Outside of the name, everything else you and 34,000 of your colleagues in early stage drug development have come to rely on remains the same. John Carroll, our Editor-in-Chief, will continue bringing pre-clinical research and development news and analysis with his authoritative editorial voice. We're making the name change to better align our weekly publications with their parent publications FierceBiotech and FiercePharma--it's a minor touch that we're confident readers will appreciate. I'll have more on this in the coming weeks and months.

As always, I'm eager to hear questions and comments from our readers, so please get in touch. Thanks for your continued participation in the FierceBiotech Research community.

Arsalan Arif, Publisher
(E-mail | Twitter)

PS: Please remember to add editors@fiercebiotechresearch.com to your safe senders list. Next week, FierceBiotech Research will be sent from this new address.

Lilly opens a portal to new drug collaborations

John Carroll — Tue, 16 Jun 2009 09:51:36 -0400

Eli Lilly is opening up a web portal that might just open up new collaborative initiatives with lab researchers around the world.

Called the Lilly Phenotypic Drug Discovery Initiative, or PD2 (PD-squared), the portal will employ Lilly's disease-state assays to evaluate compounds synthesized at university and biotech labs around the globe. After biological testing is completed, Lilly provides the outside researchers a data report including a complete biological profile of the compound across four assay modules: Alzheimer's disease, cancer, diabetes and osteoporosis. And Lilly says the in vitro model systems will provide researchers with broader assessments of a compound's biological profile than what is generally available today in academic or government laboratories.

In return for the data, Lilly gains first rights to exclusively negotiate a collaboration or licensing agreement with the researchers who submit their compounds.

"Each year, researchers throughout the world design and synthesize compounds in university and biotechnology laboratories that are never fully evaluated as potential drug candidates," said Alan D. Palkowitz, Ph.D., vice president of discovery chemistry research and technologies at Lilly. "There's an untapped source of ideas and compounds in the greater scientific community that could ultimately impact patients' lives following further evaluation and development."

- read the Lilly release

Facing attacks, Iowa sends research underground

John Carroll — Tue, 16 Jun 2009 09:27:04 -0400

Faced with the threat of attacks from animal rights activists, the University of Iowa is taking its animal research lab underground.

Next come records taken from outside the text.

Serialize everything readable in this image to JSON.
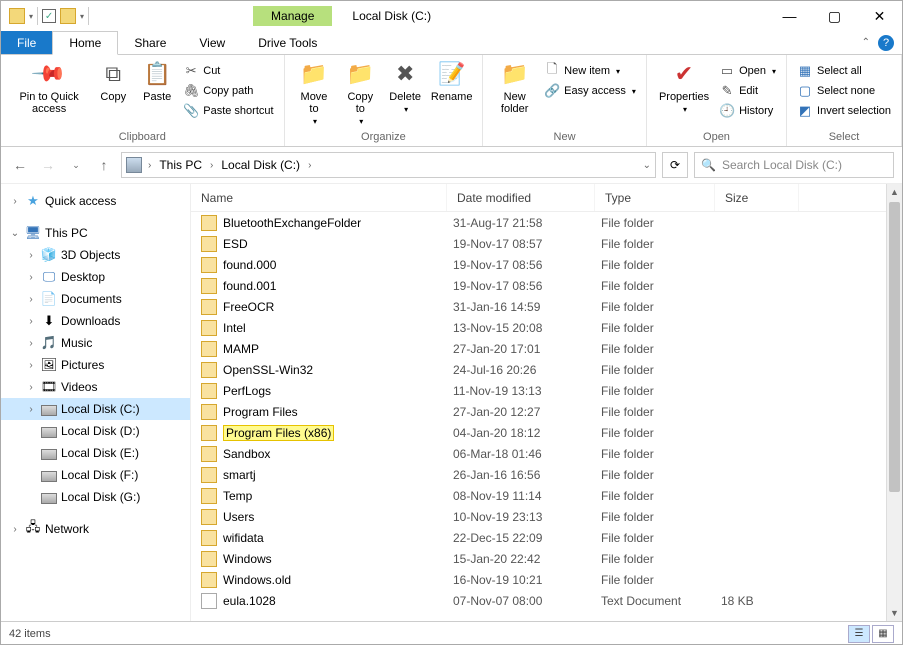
{
  "window": {
    "manage": "Manage",
    "title": "Local Disk (C:)"
  },
  "tabs": {
    "file": "File",
    "home": "Home",
    "share": "Share",
    "view": "View",
    "drive_tools": "Drive Tools"
  },
  "ribbon": {
    "pin": "Pin to Quick access",
    "copy": "Copy",
    "paste": "Paste",
    "cut": "Cut",
    "copy_path": "Copy path",
    "paste_shortcut": "Paste shortcut",
    "clipboard": "Clipboard",
    "move_to": "Move to",
    "copy_to": "Copy to",
    "delete": "Delete",
    "rename": "Rename",
    "organize": "Organize",
    "new_folder": "New folder",
    "new_item": "New item",
    "easy_access": "Easy access",
    "new": "New",
    "properties": "Properties",
    "open": "Open",
    "edit": "Edit",
    "history": "History",
    "open_group": "Open",
    "select_all": "Select all",
    "select_none": "Select none",
    "invert": "Invert selection",
    "select": "Select"
  },
  "address": {
    "this_pc": "This PC",
    "location": "Local Disk (C:)"
  },
  "search_placeholder": "Search Local Disk (C:)",
  "nav": {
    "quick_access": "Quick access",
    "this_pc": "This PC",
    "objects3d": "3D Objects",
    "desktop": "Desktop",
    "documents": "Documents",
    "downloads": "Downloads",
    "music": "Music",
    "pictures": "Pictures",
    "videos": "Videos",
    "disk_c": "Local Disk (C:)",
    "disk_d": "Local Disk (D:)",
    "disk_e": "Local Disk (E:)",
    "disk_f": "Local Disk (F:)",
    "disk_g": "Local Disk (G:)",
    "network": "Network"
  },
  "columns": {
    "name": "Name",
    "date": "Date modified",
    "type": "Type",
    "size": "Size"
  },
  "files": [
    {
      "name": "BluetoothExchangeFolder",
      "date": "31-Aug-17 21:58",
      "type": "File folder",
      "size": ""
    },
    {
      "name": "ESD",
      "date": "19-Nov-17 08:57",
      "type": "File folder",
      "size": ""
    },
    {
      "name": "found.000",
      "date": "19-Nov-17 08:56",
      "type": "File folder",
      "size": ""
    },
    {
      "name": "found.001",
      "date": "19-Nov-17 08:56",
      "type": "File folder",
      "size": ""
    },
    {
      "name": "FreeOCR",
      "date": "31-Jan-16 14:59",
      "type": "File folder",
      "size": ""
    },
    {
      "name": "Intel",
      "date": "13-Nov-15 20:08",
      "type": "File folder",
      "size": ""
    },
    {
      "name": "MAMP",
      "date": "27-Jan-20 17:01",
      "type": "File folder",
      "size": ""
    },
    {
      "name": "OpenSSL-Win32",
      "date": "24-Jul-16 20:26",
      "type": "File folder",
      "size": ""
    },
    {
      "name": "PerfLogs",
      "date": "11-Nov-19 13:13",
      "type": "File folder",
      "size": ""
    },
    {
      "name": "Program Files",
      "date": "27-Jan-20 12:27",
      "type": "File folder",
      "size": ""
    },
    {
      "name": "Program Files (x86)",
      "date": "04-Jan-20 18:12",
      "type": "File folder",
      "size": "",
      "highlight": true
    },
    {
      "name": "Sandbox",
      "date": "06-Mar-18 01:46",
      "type": "File folder",
      "size": ""
    },
    {
      "name": "smartj",
      "date": "26-Jan-16 16:56",
      "type": "File folder",
      "size": ""
    },
    {
      "name": "Temp",
      "date": "08-Nov-19 11:14",
      "type": "File folder",
      "size": ""
    },
    {
      "name": "Users",
      "date": "10-Nov-19 23:13",
      "type": "File folder",
      "size": ""
    },
    {
      "name": "wifidata",
      "date": "22-Dec-15 22:09",
      "type": "File folder",
      "size": ""
    },
    {
      "name": "Windows",
      "date": "15-Jan-20 22:42",
      "type": "File folder",
      "size": ""
    },
    {
      "name": "Windows.old",
      "date": "16-Nov-19 10:21",
      "type": "File folder",
      "size": ""
    },
    {
      "name": "eula.1028",
      "date": "07-Nov-07 08:00",
      "type": "Text Document",
      "size": "18 KB",
      "doc": true
    }
  ],
  "status": {
    "count": "42 items"
  }
}
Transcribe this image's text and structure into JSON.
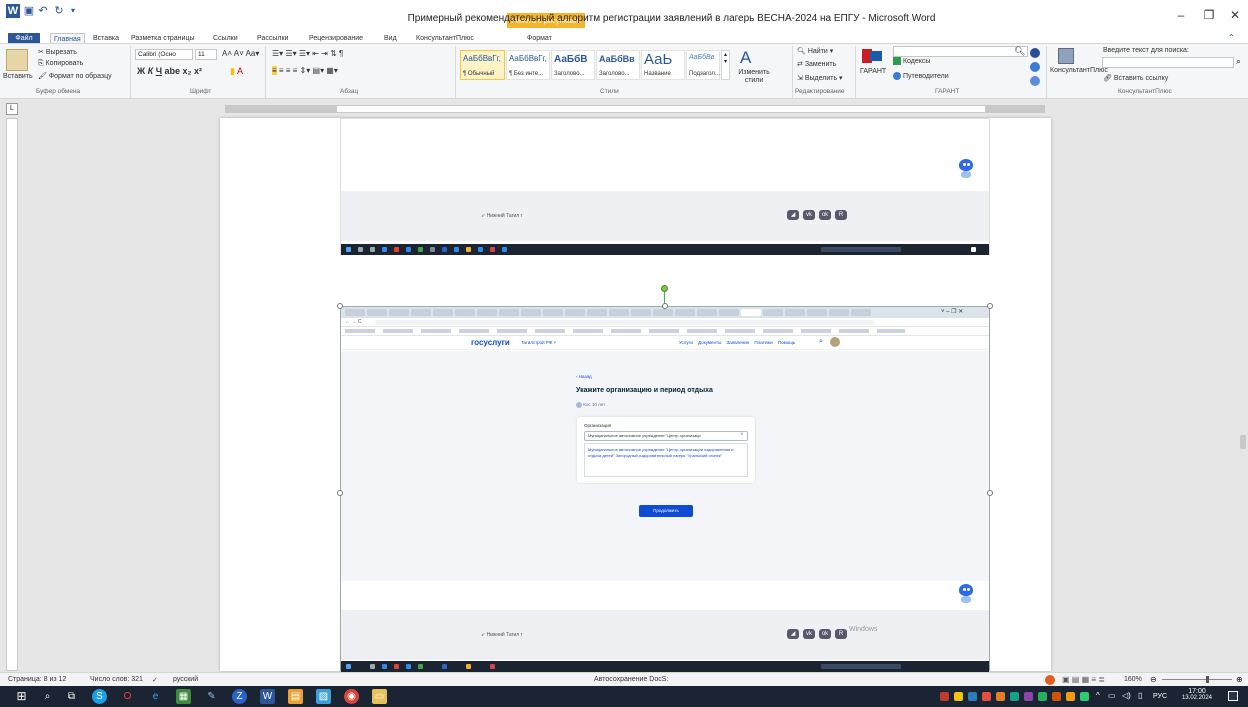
{
  "window": {
    "title": "Примерный рекомендательный алгоритм регистрации заявлений в лагерь ВЕСНА-2024 на ЕПГУ  -  Microsoft Word",
    "context_tab_header": "Работа с рисунками"
  },
  "tabs": [
    {
      "label": "Файл"
    },
    {
      "label": "Главная"
    },
    {
      "label": "Вставка"
    },
    {
      "label": "Разметка страницы"
    },
    {
      "label": "Ссылки"
    },
    {
      "label": "Рассылки"
    },
    {
      "label": "Рецензирование"
    },
    {
      "label": "Вид"
    },
    {
      "label": "КонсультантПлюс"
    },
    {
      "label": "Формат"
    }
  ],
  "ribbon": {
    "clipboard": {
      "paste": "Вставить",
      "cut": "Вырезать",
      "copy": "Копировать",
      "format_painter": "Формат по образцу",
      "group": "Буфер обмена"
    },
    "font": {
      "family": "Calibri (Осно",
      "size": "11",
      "group": "Шрифт"
    },
    "paragraph": {
      "group": "Абзац"
    },
    "styles": {
      "items": [
        {
          "sample": "АаБбВвГг,",
          "name": "¶ Обычный"
        },
        {
          "sample": "АаБбВвГг,",
          "name": "¶ Без инте..."
        },
        {
          "sample": "АаБбВ",
          "name": "Заголово..."
        },
        {
          "sample": "АаБбВв",
          "name": "Заголово..."
        },
        {
          "sample": "АаЬ",
          "name": "Название"
        },
        {
          "sample": "АаБбВв",
          "name": "Подзагол..."
        }
      ],
      "change_styles": "Изменить стили",
      "group": "Стили"
    },
    "editing": {
      "find": "Найти",
      "replace": "Заменить",
      "select": "Выделить",
      "group": "Редактирование"
    },
    "garant": {
      "label": "ГАРАНТ",
      "codexes": "Кодексы",
      "guides": "Путеводители",
      "group": "ГАРАНТ"
    },
    "consultant": {
      "label": "КонсультантПлюс",
      "search_label": "Введите текст для поиска:",
      "insert_link": "Вставить ссылку",
      "group": "КонсультантПлюс"
    }
  },
  "document": {
    "shot1": {
      "footer_city": "Нижний Тагил г"
    },
    "shot2": {
      "logo": "госуслуги",
      "region": "Тагилстрой РФ",
      "nav": [
        "Услуги",
        "Документы",
        "Заявления",
        "Платежи",
        "Помощь"
      ],
      "back": "‹ Назад",
      "heading": "Укажите организацию и период отдыха",
      "child": "Кос 10 лет",
      "org_label": "Организация",
      "org_input": "Муниципальное автономное учреждение \"Центр организаци",
      "org_suggestion": "Муниципальное автономное учреждение \"Центр организации оздоровления и отдыха детей\" Загородный оздоровительный лагерь \"Уральский огонек\"",
      "continue_button": "Продолжить",
      "footer_city": "Нижний Тагил г",
      "windows_watermark": "Windows"
    }
  },
  "statusbar": {
    "page": "Страница: 8 из 12",
    "words": "Число слов: 321",
    "language": "русский",
    "autosave": "Автосохранение DocS:",
    "zoom": "160%"
  },
  "taskbar": {
    "lang": "РУС",
    "time": "17:00",
    "date": "13.02.2024"
  },
  "colors": {
    "word_blue": "#2b579a",
    "gosuslugi_blue": "#0d4cd3",
    "context_tab": "#f5b52a",
    "taskbar": "#1b2433"
  }
}
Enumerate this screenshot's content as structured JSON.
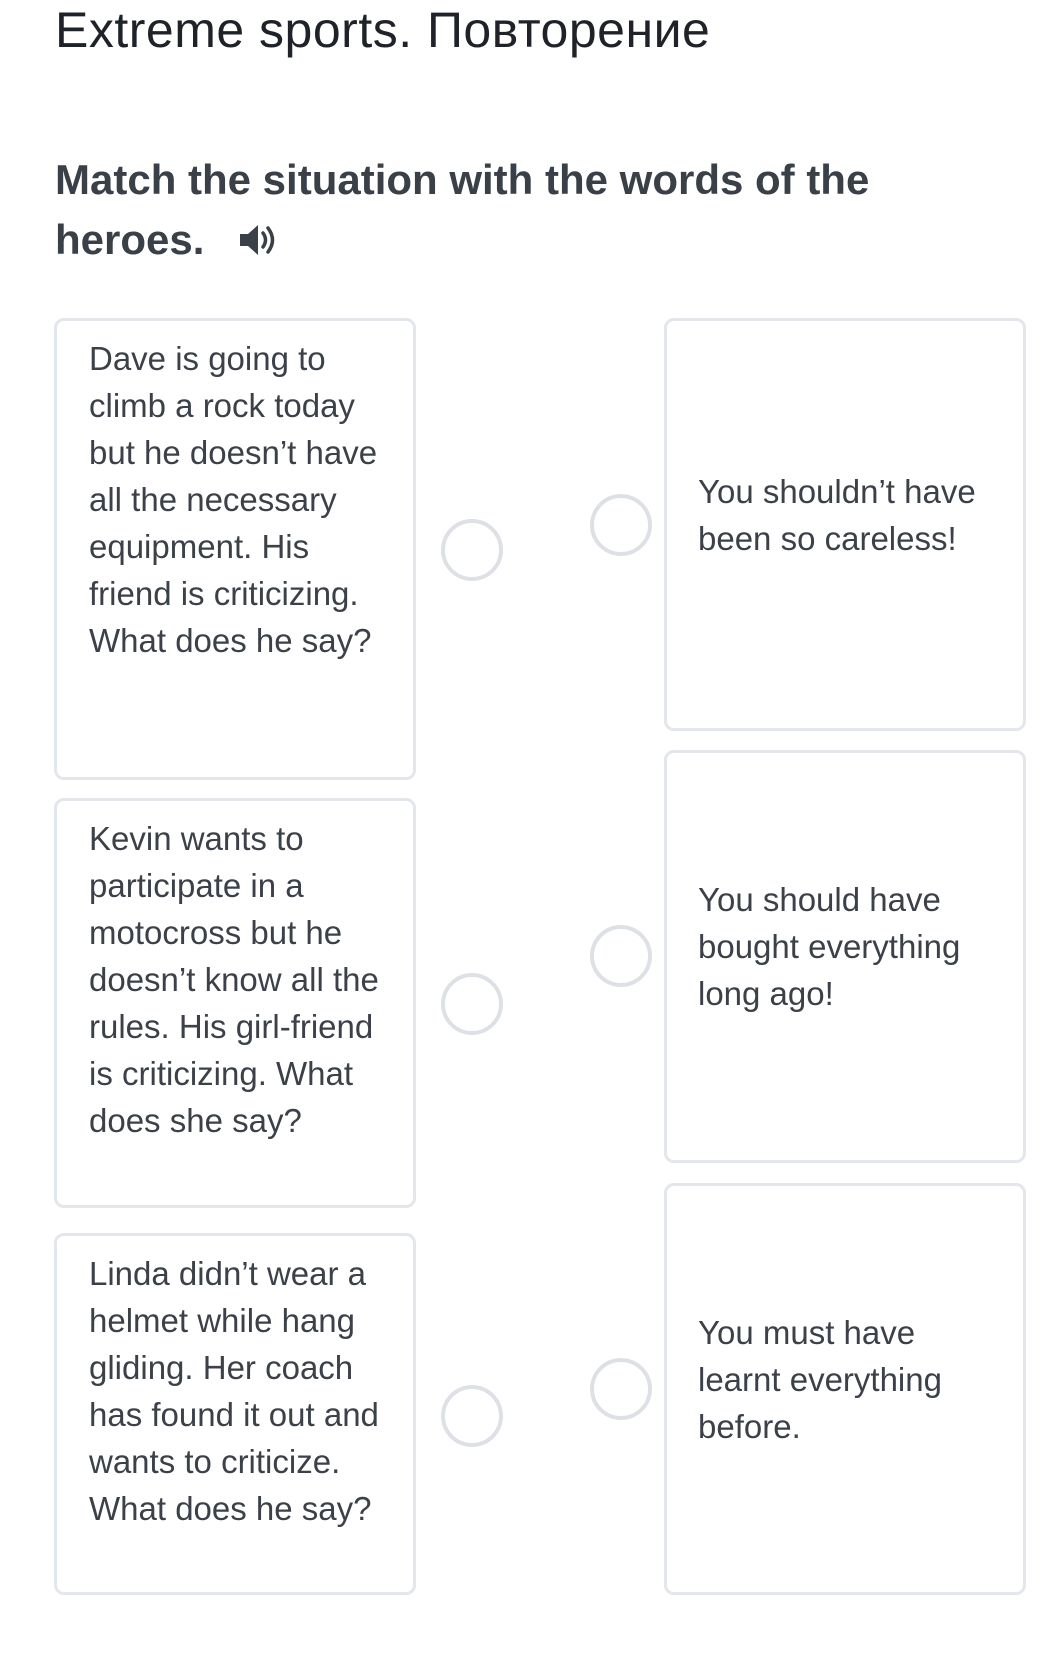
{
  "header": {
    "title": "Extreme sports. Повторение"
  },
  "task": {
    "instruction": "Match the situation with the words of the heroes.",
    "audio_icon": "speaker-icon"
  },
  "situations": [
    {
      "text": "Dave is going to climb a rock today but he doesn’t have all the necessary equipment. His friend is criticizing. What does he say?"
    },
    {
      "text": "Kevin wants to participate in a motocross but he doesn’t know all the rules. His girl-friend is criticizing. What does she say?"
    },
    {
      "text": "Linda didn’t wear a helmet while hang gliding. Her coach has found it out and wants to criticize. What does he say?"
    }
  ],
  "answers": [
    {
      "text": "You shouldn’t have been so careless!"
    },
    {
      "text": "You should have bought everything long ago!"
    },
    {
      "text": "You must have learnt everything before."
    }
  ],
  "colors": {
    "border": "#e3e6ea",
    "radio_border": "#dde1e6",
    "text": "#3c4149",
    "title": "#1f2329"
  }
}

The university's board of regents has approved an $11.1 million budget to create a 35,000-square-foot vivarium that will be dug out under a grassy courtyard. The new lab will connect the university's Medical Education Research Facility and the Carver Biomedical Research Building, providing greater security with no need to transport research animals above ground. The board noted that other research centers, including the University of Southern California, have also built underground labs to protect researchers and their work from attack.

It's not a vague threat. Five years ago the Animal Liberation Front claimed responsibility for organizing a break-in by masked intruders at the University of Iowa in which computers were trashed and hundreds of research animals were stolen. And in southern California researchers' homes and vehicles have been subject to attacks as well. Even more aggressive strategies are used by animal rights groups in the UK, which have organized campaigns to intimidate researchers who undertake experiments with animals.

- read the report from the Des Moines Register

Ex-Pfizer scientists, university partner on drug program

John Carroll — Tue, 16 Jun 2009 08:38:14 -0400

Wayne State University has teamed up with an innovative company created by a group of former Pfizer scientists to advance a new therapy discovered in one of its academic labs into clinical development.

The Michigan Technology and Research Institute, founded in Ann Arbor by seven Pfizer scientists after the pharma giant left town two years ago, will undertake early-stage research with the help of a $118,000 grant from the state. At the same time the institute will develop a business plan and reach out to venture capital groups who may be interested in backing a new biotech company.

The institute's scientists have been consulting with Michigan State and the University of Michigan. The Wayne State project involves an experimental therapy discovered by Aloke Dutta, who teaches pharmaceutical sciences. The drug targets dopamine, a new approach to treating depression. And the same therapy could be effective in Parkinson's disease, pain and substance abuse, according to the Detroit News.

"It holds a great deal of promise," said David G. Pegg. "Depression is an area of medicine where there is a need for new drugs that are safer and more effective."

- read the story from the Detroit News

India forecasts fast-paced growth in stem cell research

John Carroll — Mon, 15 Jun 2009 17:14:12 -0400

Following the Obama administration's decision to loosen the purse strings on federal support of stem cell research, scientists at the Stem Cell Research Forum of India expect discovery work in the subcontinent to barrel ahead to an estimated $540 million next year with an annual growth rate of 15 percent.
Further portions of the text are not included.